"Du passt mir gut auf die Kleinen auf, ja, Rill. Wir sind bald wieder da - Queenie und ich." , dies waren die letzten Worte, die Rill von ihrem Vater hören sollte.
Es passierte im Sommer 1939: Während Briny Foss seiner hochschwangeren Frau Queenie im Krankenhaus von Memphis bei der schweren Geburt ihrer Zwillinge beisteht, kümmert sich ihre älteste Tochter Rill unterdessen auf dem Hausboot der Familie, der Arcadia, um ihre kleinen Geschwister. Noch ahnt zu diesem Zeitpunkt niemand, dass die glücklichen Tage auf dem Fluss fortan der Vergangenheit angehören. Schon am nächsten Tag werden die Kinder der Familie Foss von Unbekannten verschleppt und in ein Waisenhaus in Memphis untergebracht. Missbrauch, Misshandlungen, Erniedrigungen, Hunger und Angst sind fortan der Alltag der Geschwister. Noch ahnt Rill nicht, dass sie das Versprechen, auf ihre Geschwister aufzupassen, welches sie ihrem Vater gab, nur schwer halten kann. Werden sie ihre Eltern jemals wiedersehen? Wird Rill es schaffen, ihre Geschwister zu schützen?

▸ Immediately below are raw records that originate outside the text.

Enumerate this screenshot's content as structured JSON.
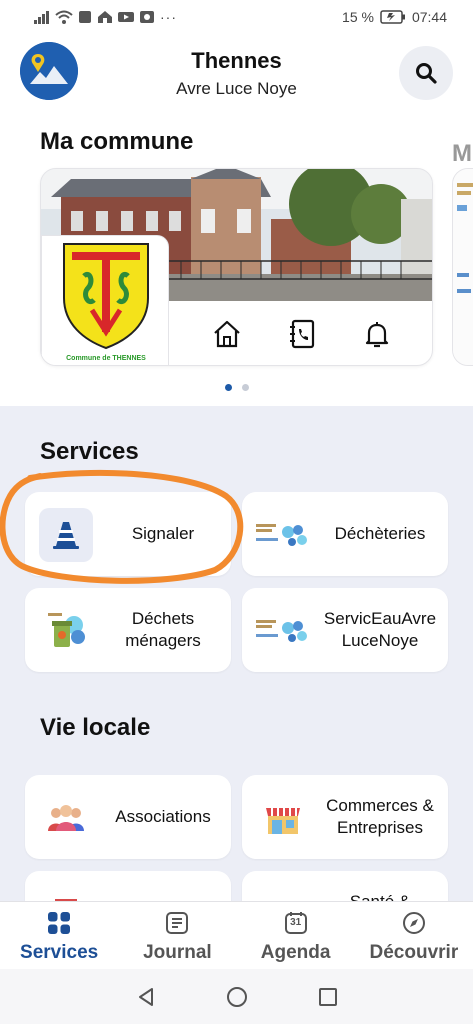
{
  "status_bar": {
    "battery": "15 %",
    "time": "07:44"
  },
  "header": {
    "title": "Thennes",
    "subtitle": "Avre Luce Noye"
  },
  "commune": {
    "title": "Ma commune",
    "coat_label": "Commune de THENNES",
    "next_title": "M",
    "carousel_dots": 2,
    "active_dot": 0
  },
  "services": {
    "title": "Services",
    "tiles": [
      {
        "label": "Signaler",
        "icon": "traffic-cone-icon"
      },
      {
        "label": "Déchèteries",
        "icon": "dechetteries-logo"
      },
      {
        "label": "Déchets ménagers",
        "icon": "dechets-menagers-logo"
      },
      {
        "label": "ServicEauAvre LuceNoye",
        "icon": "service-eau-logo"
      }
    ]
  },
  "vie_locale": {
    "title": "Vie locale",
    "tiles": [
      {
        "label": "Associations",
        "icon": "people-icon"
      },
      {
        "label": "Commerces & Entreprises",
        "icon": "shop-icon"
      },
      {
        "label": "",
        "icon": "partial-icon"
      },
      {
        "label": "Santé &",
        "icon": "partial-icon"
      }
    ]
  },
  "tabbar": {
    "tabs": [
      {
        "label": "Services",
        "icon": "grid-icon",
        "active": true
      },
      {
        "label": "Journal",
        "icon": "journal-icon",
        "active": false
      },
      {
        "label": "Agenda",
        "icon": "calendar-icon",
        "calendar_number": "31",
        "active": false
      },
      {
        "label": "Découvrir",
        "icon": "compass-icon",
        "active": false
      }
    ]
  },
  "colors": {
    "brand": "#1d4f96",
    "highlight": "#f28a2e",
    "background": "#eceef6"
  }
}
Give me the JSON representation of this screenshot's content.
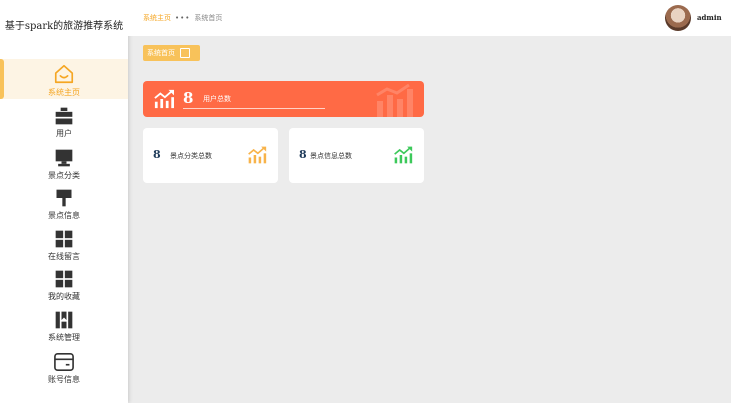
{
  "sidebar": {
    "title": "基于spark的旅游推荐系统",
    "items": [
      {
        "label": "系统主页",
        "icon": "home-icon"
      },
      {
        "label": "用户",
        "icon": "user-briefcase-icon"
      },
      {
        "label": "景点分类",
        "icon": "monitor-icon"
      },
      {
        "label": "景点信息",
        "icon": "brush-icon"
      },
      {
        "label": "在线留言",
        "icon": "grid-icon"
      },
      {
        "label": "我的收藏",
        "icon": "grid-icon"
      },
      {
        "label": "系统管理",
        "icon": "book-icon"
      },
      {
        "label": "账号信息",
        "icon": "card-icon"
      }
    ]
  },
  "header": {
    "breadcrumb_home": "系统主页",
    "breadcrumb_sep": "•••",
    "breadcrumb_current": "系统首页",
    "username": "admin"
  },
  "tags": [
    {
      "label": "系统首页"
    }
  ],
  "stats": {
    "users": {
      "value": "8",
      "label": "用户总数"
    },
    "categories": {
      "value": "8",
      "label": "景点分类总数"
    },
    "spots": {
      "value": "8",
      "label": "景点信息总数"
    }
  },
  "colors": {
    "accent": "#f5a623",
    "main_card": "#ff6a45",
    "orange_icon": "#f8b34a",
    "green_icon": "#3cc95a"
  }
}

Über 70 Jahre später ahnt Avery Stafford, Anwältin und Senatorentochter, nichts von dem schweren Schicksal, welches hunderte von Kindern ereilt hat. Auf einer politischen Veranstaltung trifft sie auf die sehr betagte May Crandall, diese interessiert sich sehr für ein Famillienerbstück, ein Libellenarmband, welches Avery zu dem Anlass trägt und behauptet später, es sei ihres. Auch findet Avery heraus, dass May zudem noch ein Foto ihrer Großmutter aus jüngeren Jahren besitzt. Aus Sorge um einen politischen Skandal, beschließt sie Nachforschungen anzustellen, die ihr nicht nur eine Menge Geduld und Durchhaltevermögen abverlangen, sondern ihr ganzes Leben in Frage stellen werden. Wer ist die alte Dame und in welcher Verbindung steht sie zu ihrer Großmutter? Woher kennt sie das Libellenarmband und wieso behauptet sie, es wäre ihres? Zu diesem Zeitpunkt ahnt Avery noch nicht, welches dunkle Geheimnis auf ihrer Familie lastet.

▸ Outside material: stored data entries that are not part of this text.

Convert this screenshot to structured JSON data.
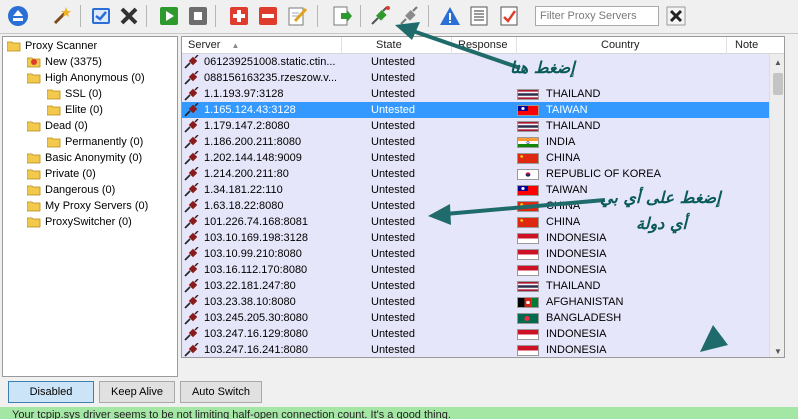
{
  "toolbar": {
    "filter_placeholder": "Filter Proxy Servers",
    "buttons": [
      "eject-icon",
      "wand-icon",
      "check-box-icon",
      "close-icon",
      "play-icon",
      "stop-icon",
      "add-icon",
      "remove-icon",
      "edit-icon",
      "export-icon",
      "connect-icon",
      "disconnect-icon",
      "warning-icon",
      "list-icon",
      "report-icon"
    ],
    "colors": {
      "blue": "#2b6fd6",
      "green": "#2e9a2e",
      "red": "#e03c2d"
    }
  },
  "tree": [
    {
      "label": "Proxy Scanner",
      "level": 0,
      "icon": "open-folder-icon"
    },
    {
      "label": "New (3375)",
      "level": 1,
      "icon": "new-folder-icon"
    },
    {
      "label": "High Anonymous (0)",
      "level": 1,
      "icon": "folder-icon"
    },
    {
      "label": "SSL (0)",
      "level": 2,
      "icon": "folder-icon"
    },
    {
      "label": "Elite (0)",
      "level": 2,
      "icon": "folder-icon"
    },
    {
      "label": "Dead (0)",
      "level": 1,
      "icon": "folder-icon"
    },
    {
      "label": "Permanently (0)",
      "level": 2,
      "icon": "folder-icon"
    },
    {
      "label": "Basic Anonymity (0)",
      "level": 1,
      "icon": "folder-icon"
    },
    {
      "label": "Private (0)",
      "level": 1,
      "icon": "folder-icon"
    },
    {
      "label": "Dangerous (0)",
      "level": 1,
      "icon": "folder-icon"
    },
    {
      "label": "My Proxy Servers (0)",
      "level": 1,
      "icon": "folder-icon"
    },
    {
      "label": "ProxySwitcher (0)",
      "level": 1,
      "icon": "folder-icon"
    }
  ],
  "table": {
    "columns": [
      "Server",
      "State",
      "Response",
      "Country",
      "Note"
    ],
    "sort_indicator": "▲",
    "rows": [
      {
        "server": "06123925​1008.static.ctin...",
        "state": "Untested",
        "country": "",
        "flag": ""
      },
      {
        "server": "08815616​3235.rzeszow.v...",
        "state": "Untested",
        "country": "",
        "flag": ""
      },
      {
        "server": "1.1.193.97:3128",
        "state": "Untested",
        "country": "THAILAND",
        "flag": "th"
      },
      {
        "server": "1.165.124.43:3128",
        "state": "Untested",
        "country": "TAIWAN",
        "flag": "tw",
        "selected": true
      },
      {
        "server": "1.179.147.2:8080",
        "state": "Untested",
        "country": "THAILAND",
        "flag": "th"
      },
      {
        "server": "1.186.200.211:8080",
        "state": "Untested",
        "country": "INDIA",
        "flag": "in"
      },
      {
        "server": "1.202.144.148:9009",
        "state": "Untested",
        "country": "CHINA",
        "flag": "cn"
      },
      {
        "server": "1.214.200.211:80",
        "state": "Untested",
        "country": "REPUBLIC OF KOREA",
        "flag": "kr"
      },
      {
        "server": "1.34.181.22:110",
        "state": "Untested",
        "country": "TAIWAN",
        "flag": "tw"
      },
      {
        "server": "1.63.18.22:8080",
        "state": "Untested",
        "country": "CHINA",
        "flag": "cn"
      },
      {
        "server": "101.226.74.168:8081",
        "state": "Untested",
        "country": "CHINA",
        "flag": "cn"
      },
      {
        "server": "103.10.169.198:3128",
        "state": "Untested",
        "country": "INDONESIA",
        "flag": "id"
      },
      {
        "server": "103.10.99.210:8080",
        "state": "Untested",
        "country": "INDONESIA",
        "flag": "id"
      },
      {
        "server": "103.16.112.170:8080",
        "state": "Untested",
        "country": "INDONESIA",
        "flag": "id"
      },
      {
        "server": "103.22.181.247:80",
        "state": "Untested",
        "country": "THAILAND",
        "flag": "th"
      },
      {
        "server": "103.23.38.10:8080",
        "state": "Untested",
        "country": "AFGHANISTAN",
        "flag": "af"
      },
      {
        "server": "103.245.205.30:8080",
        "state": "Untested",
        "country": "BANGLADESH",
        "flag": "bd"
      },
      {
        "server": "103.247.16.129:8080",
        "state": "Untested",
        "country": "INDONESIA",
        "flag": "id"
      },
      {
        "server": "103.247.16.241:8080",
        "state": "Untested",
        "country": "INDONESIA",
        "flag": "id"
      }
    ]
  },
  "bottom_buttons": [
    "Disabled",
    "Keep Alive",
    "Auto Switch"
  ],
  "status": "Your tcpip.sys driver seems to be not limiting half-open connection count.  It's a good thing.",
  "annotations": {
    "click_here": "إضغط هنا",
    "click_country_line1": "إضغط على أي بي",
    "click_country_line2": "أي دولة",
    "arrow_color": "#1f6b6b"
  }
}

Wer mit "Libellenschwestern" einen oberflächlichen und lockeren Roman erwartet, dürfte schnell enttäuscht werden, denn gleich zu Beginn wird der Leser mit der ganzen Tragik des Buches konfrontiert. Man hat durch den direkten, detaillierten und flüssigen Schreibstil unmittelbar nach den ersten Sätzen des Buches das Gefühl, man wäre mitten im Geschehen. Die Verzweiflung, die Not und das Elend der Kinder werden dem Leser greifbar und sehr realistisch geschildert, man spürt den Schmerz und die Angst vor der Ungewissheit, die sie erwartet. Ich konnte dieses Buch nicht mehr aus der Hand legen und obwohl alle Figuren rein fiktiv waren, so hat mich doch der wahre Hintergrund, welcher die Autorin inspirierte, diesen Roman zu schreiben, sehr betroffen und erschüttert. Sie hat es geschafft, den Hass, sowie das menschenverachtende und menschenunwürdige Verhalten der Georgia Tann und ihrem Netzwerk aus Helfern, aller gesellschaftlicher Schichten, authentisch und äußerst realistisch dem Leser nahezubringen. Auch die Absichten und Ziele, der Tennessee Children's Home Society, welche Georgia Tann leitete, wurden dem Leser durch die Geschichte der Autorin sehr deutlich und realitätsnah geschildert. Angewidert, tief erschüttert und zugleich gefesselt von dem herzzerreißenden Verlauf der Geschichte, war es mir nicht mehr möglich, das Buch auch nur länger als notwendig aus der Hand zu legen. Lisa Wingate ist mit "Libellenschwestern" ein Roman ganz besonderer Stärke gelungen, sie entführt uns Leser in eine, aus der heutigen Sicht, unvorstellbare Welt, die niemanden kalt lässt. Zudem erinnert sie an die Opfer eines unfassbaren und menschenverachtenden Skandal, welcher Jahrzehnte andauerte und auch zur heutigen Zeit noch immer zu wenig Beachtung findet.
Ich durfte dieses Buch im Rahmen einer Leserunde lesen und bedanke mich an dieser Stelle noch einmal herzlich für diese wundervolle Gelegenheit. Dieses Buch ist eines der besten Bücher, die ich je gelesen habe und ist für mich, schon jetzt, ein absolutes Highlight des Jahres.